The heightened protections under a federal law for the religious exercise of prisoners may not extend to the $10 million case of a Montana inmate who has sued Yellowstone County jail officials for restricting his practice of Satanism.

Jason Indreland

Jason Indreland's case is very similar to McCorkle v. Johnson, 881 F.2d 993 (1989), in which the 11th U.S. Circuit Court of Appeals said the Alabama state prison system did not violate the free exercise rights of an inmate by denying his requests for items including The Satanic Bible, The Satanic Book of Rituals, and a Satanic medallion.

“The restrictions challenged by the plaintiff are reasonably related to valid penological interests,” the court said, applying the rational basis standard of Turner v. Safley, 482 U.S. 78 (1987).
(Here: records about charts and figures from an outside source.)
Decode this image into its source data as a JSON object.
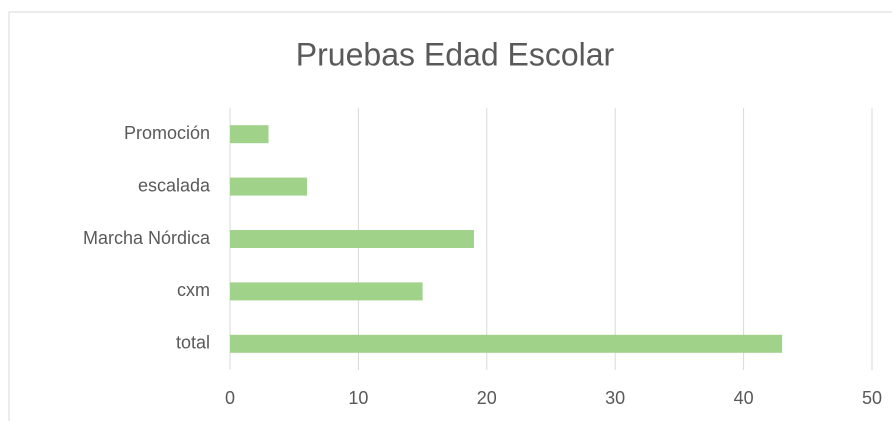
{
  "chart_data": {
    "type": "bar",
    "orientation": "horizontal",
    "title": "Pruebas Edad Escolar",
    "categories": [
      "Promoción",
      "escalada",
      "Marcha Nórdica",
      "cxm",
      "total"
    ],
    "values": [
      3,
      6,
      19,
      15,
      43
    ],
    "color": "#a0d28a",
    "xlim": [
      0,
      50
    ],
    "xticks": [
      0,
      10,
      20,
      30,
      40,
      50
    ],
    "grid": true
  }
}
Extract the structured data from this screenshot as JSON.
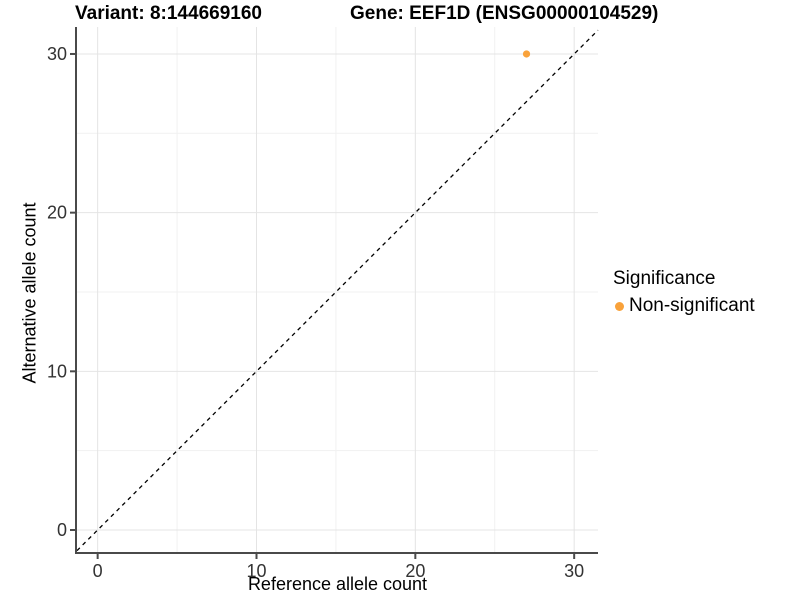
{
  "chart_data": {
    "type": "scatter",
    "title_parts": [
      "Variant: 8:144669160",
      "Gene: EEF1D (ENSG00000104529)"
    ],
    "xlabel": "Reference allele count",
    "ylabel": "Alternative allele count",
    "xlim": [
      -1.3,
      31.5
    ],
    "ylim": [
      -1.45,
      31.7
    ],
    "x_ticks": [
      "0",
      "10",
      "20",
      "30"
    ],
    "x_tick_values": [
      0,
      10,
      20,
      30
    ],
    "y_ticks": [
      "0",
      "10",
      "20",
      "30"
    ],
    "y_tick_values": [
      0,
      10,
      20,
      30
    ],
    "x_minor_tick_values": [
      5,
      15,
      25
    ],
    "y_minor_tick_values": [
      5,
      15,
      25
    ],
    "grid": {
      "major": true,
      "minor": true,
      "major_color": "#e4e4e4",
      "minor_color": "#f1f1f1"
    },
    "axis_color": "#4a4a4a",
    "tick_label_color": "#333333",
    "reference_line": {
      "type": "identity y=x",
      "style": "dashed",
      "color": "#000000"
    },
    "series": [
      {
        "name": "Non-significant",
        "color": "#f9a23b",
        "points": [
          {
            "x": 27,
            "y": 30
          }
        ]
      }
    ],
    "legend": {
      "title": "Significance",
      "position": "right",
      "entries": [
        {
          "label": "Non-significant",
          "color": "#f9a23b",
          "marker": "circle"
        }
      ]
    }
  }
}
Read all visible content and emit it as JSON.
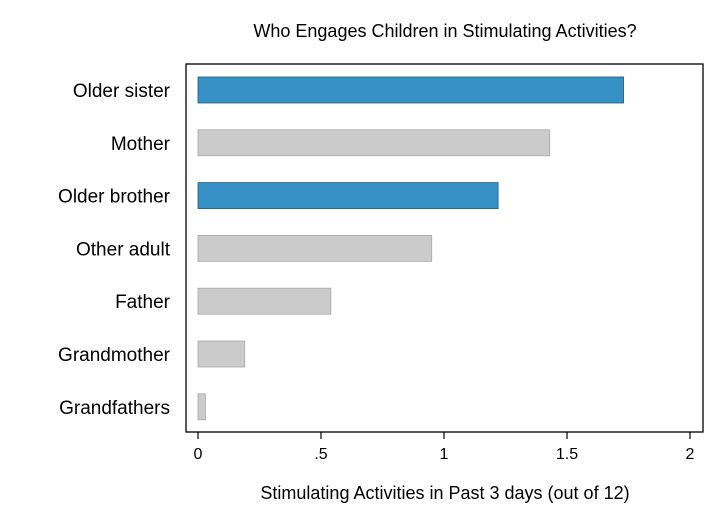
{
  "chart_data": {
    "type": "bar",
    "orientation": "horizontal",
    "title": "Who Engages Children in Stimulating Activities?",
    "xlabel": "Stimulating Activities in Past 3 days (out of 12)",
    "ylabel": "",
    "categories": [
      "Older sister",
      "Mother",
      "Older brother",
      "Other adult",
      "Father",
      "Grandmother",
      "Grandfathers"
    ],
    "values": [
      1.73,
      1.43,
      1.22,
      0.95,
      0.54,
      0.19,
      0.03
    ],
    "highlight": [
      true,
      false,
      true,
      false,
      false,
      false,
      false
    ],
    "xlim": [
      0,
      2
    ],
    "xticks": [
      {
        "value": 0,
        "label": "0"
      },
      {
        "value": 0.5,
        "label": ".5"
      },
      {
        "value": 1,
        "label": "1"
      },
      {
        "value": 1.5,
        "label": "1.5"
      },
      {
        "value": 2,
        "label": "2"
      }
    ],
    "colors": {
      "highlight": "#368fc5",
      "default": "#cbcbcb",
      "highlight_stroke": "#1f5f86",
      "default_stroke": "#a8a8a8"
    },
    "grid": false,
    "legend": "none"
  }
}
Indreland, 35, is now serving five years in a Montana state prison, with two years suspended, for felony drug possession. In a pro se complaint, he says he “has been a practicing Satanist for the past 10 years” but was unable to freely exercise his rights while he resided at the Yellowstone County Detention Facility between March 2007 and July 2008.

When he was booked into the jail, he alleges, guards stripped him of his medallion -- “a protective symbol in his religion and belief system” -- and on “numerous occasions” during his confinement denied his requests for “a Satanic Bible or Book of Satanic Rituals to practice his chosen religion.”

Indreland -- who is seeking $10 million in damages -- also says that "staff did purposely and knowingly place Christian natured greeting cards under plaintiffs cell door describing how he was going to undertake a huge change in his life and how Jesus was ready to save and accept him."

The suit includes only a claim for infringement of First Amendment rights, which, under the lenient Turner standard, probably wouldn't get very far. But a federal law enacted in 2000 “accord[s] religious exercise heightened protection from government-imposed burdens.”

Under the Religious Land Use and Institutionalized Persons Act (RLUIPA), corrections officials must show that a restriction on the free exercise rights of an inmates furthers “a compelling governmental interest” and “is the least restrictive means of furthering that compelling governmental interest.”

Courts have applied RLUIPA to protect the rights of incarcerated followers of such non-mainstream religions as Wicca, Odinism/Asatru, and Wotanism. In finding the law constitutional, moreover, the U.S. Supreme Court ruled in favor of five Ohio inmates including a Satanist who accused prison officials of failing to accommodate their religious exercise. Cutter v. Wilkinson, 544 U.S. 709 (2005).

In McCorkle, the 11th Circuit concluded that “The prohibition on Satanic materials such as those requested by the plaintiff is justified by the defendants' concern for institutional security and order. It is an informed and measured response to the violence inherent in Satan worship, and to the potential disorder that it might cause within the prison.”

Indreland could argue that the restrictions on his free exercise are not justified under the strict scrutiny standard of RLUIPA, but what the McCorkle court called the “violence inherent in Satan worship” could make that argument a tougher sell than it would be for a Wiccan or Wotanist inmate.

A U.S. magistrate judge allowed Indreland to file an amended complaint, recommending that he specifically allege the defendants “prevented him from engaging in sincerely held religious belief without a legitimate penological interest” and/or “imposed a substantial burden on his religious exercise without a compelling governmental interest.”

But the amended complaint does not include such language. So unless the judge gives Indreland another bite of the pleading cherry, he may never reach the merits of his case.